Wednesday, 29 July 2009

Unnecessary glasses of water

I don't want to sound horribly ungrateful to all the lovely people who help when I have a seizure, but why the glasses of water? I don't have seizures because I'm dehydrated. Someone suggested I should write a play called Unnecessary Glasses of Water—perhaps a sequel to last year's A Sudden Visitation of Calamity. One more title and I've got a trilogy.
Sydney Smith and Caroline Rippin in A Sudden Visitation of Calamity

Revolution!

When I get to the point where I can't write at home (i.e. every single day) I usually run away to the British Library. This painting inspired Colin St John Wilson's design; he wanted to create the same focus, space and quiet as enjoyed by St Jerome. I think he did pretty well. I also think Prince Charles was sort of right that it looks like an academy for secret police, which just adds to the fun.

My local, Swiss Cottage, is more soothing. Designed by modernist hero Basil Spence and recently restored, it's all glass and concrete outside, blond wood and sinuous curves inside, swivel chairs in scarlet leather.
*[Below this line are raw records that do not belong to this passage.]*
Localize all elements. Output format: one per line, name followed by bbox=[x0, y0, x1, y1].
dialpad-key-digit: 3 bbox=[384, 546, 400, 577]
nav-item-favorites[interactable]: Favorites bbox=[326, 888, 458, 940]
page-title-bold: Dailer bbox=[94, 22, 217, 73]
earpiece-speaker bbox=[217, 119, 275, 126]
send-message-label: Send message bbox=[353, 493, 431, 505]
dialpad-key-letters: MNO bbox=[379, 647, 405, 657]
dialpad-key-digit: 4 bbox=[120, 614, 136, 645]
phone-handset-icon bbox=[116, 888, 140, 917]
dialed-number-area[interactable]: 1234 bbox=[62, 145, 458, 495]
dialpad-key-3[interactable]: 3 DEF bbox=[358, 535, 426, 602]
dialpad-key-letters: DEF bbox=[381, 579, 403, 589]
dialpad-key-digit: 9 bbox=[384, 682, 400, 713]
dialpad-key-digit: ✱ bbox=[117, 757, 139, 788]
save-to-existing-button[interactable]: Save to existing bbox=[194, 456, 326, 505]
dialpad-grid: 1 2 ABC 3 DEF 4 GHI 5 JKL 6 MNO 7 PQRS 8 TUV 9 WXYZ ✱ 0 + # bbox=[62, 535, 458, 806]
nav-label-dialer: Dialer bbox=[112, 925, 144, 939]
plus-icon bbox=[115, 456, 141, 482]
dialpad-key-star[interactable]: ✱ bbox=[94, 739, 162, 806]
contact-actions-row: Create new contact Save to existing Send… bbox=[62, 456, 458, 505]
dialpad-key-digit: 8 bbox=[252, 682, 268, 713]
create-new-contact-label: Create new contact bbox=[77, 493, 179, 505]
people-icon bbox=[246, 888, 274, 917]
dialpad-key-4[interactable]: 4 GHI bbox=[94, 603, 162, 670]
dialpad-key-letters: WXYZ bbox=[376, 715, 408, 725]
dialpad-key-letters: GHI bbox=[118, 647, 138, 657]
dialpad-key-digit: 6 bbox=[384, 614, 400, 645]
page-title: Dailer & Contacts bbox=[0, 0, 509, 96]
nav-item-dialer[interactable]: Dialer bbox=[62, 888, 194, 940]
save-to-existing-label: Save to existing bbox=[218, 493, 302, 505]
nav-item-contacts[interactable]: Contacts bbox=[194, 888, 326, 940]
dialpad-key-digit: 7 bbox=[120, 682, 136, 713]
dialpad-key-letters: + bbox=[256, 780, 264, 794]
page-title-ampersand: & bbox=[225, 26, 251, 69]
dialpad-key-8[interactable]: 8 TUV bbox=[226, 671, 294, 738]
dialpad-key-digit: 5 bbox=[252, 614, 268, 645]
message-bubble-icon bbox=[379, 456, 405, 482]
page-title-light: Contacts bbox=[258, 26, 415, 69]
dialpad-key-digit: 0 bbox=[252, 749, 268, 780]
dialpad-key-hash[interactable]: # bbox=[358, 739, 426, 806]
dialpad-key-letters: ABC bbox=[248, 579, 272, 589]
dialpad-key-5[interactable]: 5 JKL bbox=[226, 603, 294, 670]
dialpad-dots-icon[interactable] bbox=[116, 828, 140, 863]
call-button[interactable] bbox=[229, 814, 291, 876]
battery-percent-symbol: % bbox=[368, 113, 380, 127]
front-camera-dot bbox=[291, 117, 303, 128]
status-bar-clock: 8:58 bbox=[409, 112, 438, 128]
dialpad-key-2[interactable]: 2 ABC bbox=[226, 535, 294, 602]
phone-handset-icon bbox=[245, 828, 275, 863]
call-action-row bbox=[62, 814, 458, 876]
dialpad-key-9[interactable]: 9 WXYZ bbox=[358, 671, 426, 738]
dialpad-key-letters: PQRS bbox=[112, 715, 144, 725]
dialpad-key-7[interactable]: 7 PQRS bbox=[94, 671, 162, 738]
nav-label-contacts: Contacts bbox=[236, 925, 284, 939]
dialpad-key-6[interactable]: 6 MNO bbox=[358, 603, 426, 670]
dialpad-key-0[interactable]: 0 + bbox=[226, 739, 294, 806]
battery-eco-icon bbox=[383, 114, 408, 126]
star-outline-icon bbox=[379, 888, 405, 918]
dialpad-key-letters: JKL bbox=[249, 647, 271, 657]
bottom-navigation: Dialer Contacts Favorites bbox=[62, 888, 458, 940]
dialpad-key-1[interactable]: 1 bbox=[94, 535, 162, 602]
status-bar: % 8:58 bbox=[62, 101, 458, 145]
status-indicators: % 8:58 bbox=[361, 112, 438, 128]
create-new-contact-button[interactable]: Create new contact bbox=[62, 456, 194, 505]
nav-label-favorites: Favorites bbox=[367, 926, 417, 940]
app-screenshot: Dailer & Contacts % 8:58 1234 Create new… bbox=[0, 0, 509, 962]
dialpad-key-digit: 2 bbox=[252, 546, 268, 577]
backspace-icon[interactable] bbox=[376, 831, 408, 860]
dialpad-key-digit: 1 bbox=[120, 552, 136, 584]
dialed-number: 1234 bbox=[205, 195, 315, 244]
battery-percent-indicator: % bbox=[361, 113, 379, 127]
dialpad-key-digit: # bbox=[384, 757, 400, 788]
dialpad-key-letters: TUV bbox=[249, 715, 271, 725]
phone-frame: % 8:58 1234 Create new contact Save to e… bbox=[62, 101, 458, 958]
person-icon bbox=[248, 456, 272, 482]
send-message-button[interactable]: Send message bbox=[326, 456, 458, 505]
Ernst Toller did his best writing in prison. He was in for high treason & when he got out, he could only write in small cramped rooms preferably with barred windows. If I wanted the ultimate writer's room, at Holloway, say, or Broadmoor, maybe I should be pouring my energies into committing some kind of crime.

Thursday, 23 July 2009

Sword swallowing; how?

From my research list this week:
Sword swallowing; how?
Persian trade with Europe 1870s
Ernst Toller; autobiography
Catholic funerals; order of prayers, rituals; flowers; wreaths
Stormtroopers pre-1933
Goebbels' speech at bookburnings
Persian coffee; cardamom or just sugar?
Irving Berlin
Chloroform and ether rose petal cocktail
Blue Angel film
Viennese pastry recipes; something with poppyseeds
I love being a writer.

Monday, 13 July 2009

The cake escape

I'm loving The Supersizers Eat... Every week, Sue Perkins and Giles Coren eat their way through a historical period. Angel Delight and Pop Tarts for the Eighties. A cockatrice (made by stitching together a turkey and a piglet) for the Middle Ages. They even recreate the picnic Louis XVI and Marie Antoinette ate as they attempted to escape the revolutionaries. They ate:
Boeuf a la Mode
Carrots in aspic
Petits pois a la Française
Champagne
Aspic was invented for this meal, to stop the carrots flying around while they were making their escape. Probably an unnecessary precaution as their carriage could only go seven miles an hour.

Which reminded me of a story about a woman escaping Iraq in the Seventies, who baked her jewellery into a cake so it wouldn't get confiscated. She didn't tell anyone, not even her husband. And at the airport they encountered a surprisingly nice official, so nice that her husband took it into his head to give him the cake. And of course she couldn't say.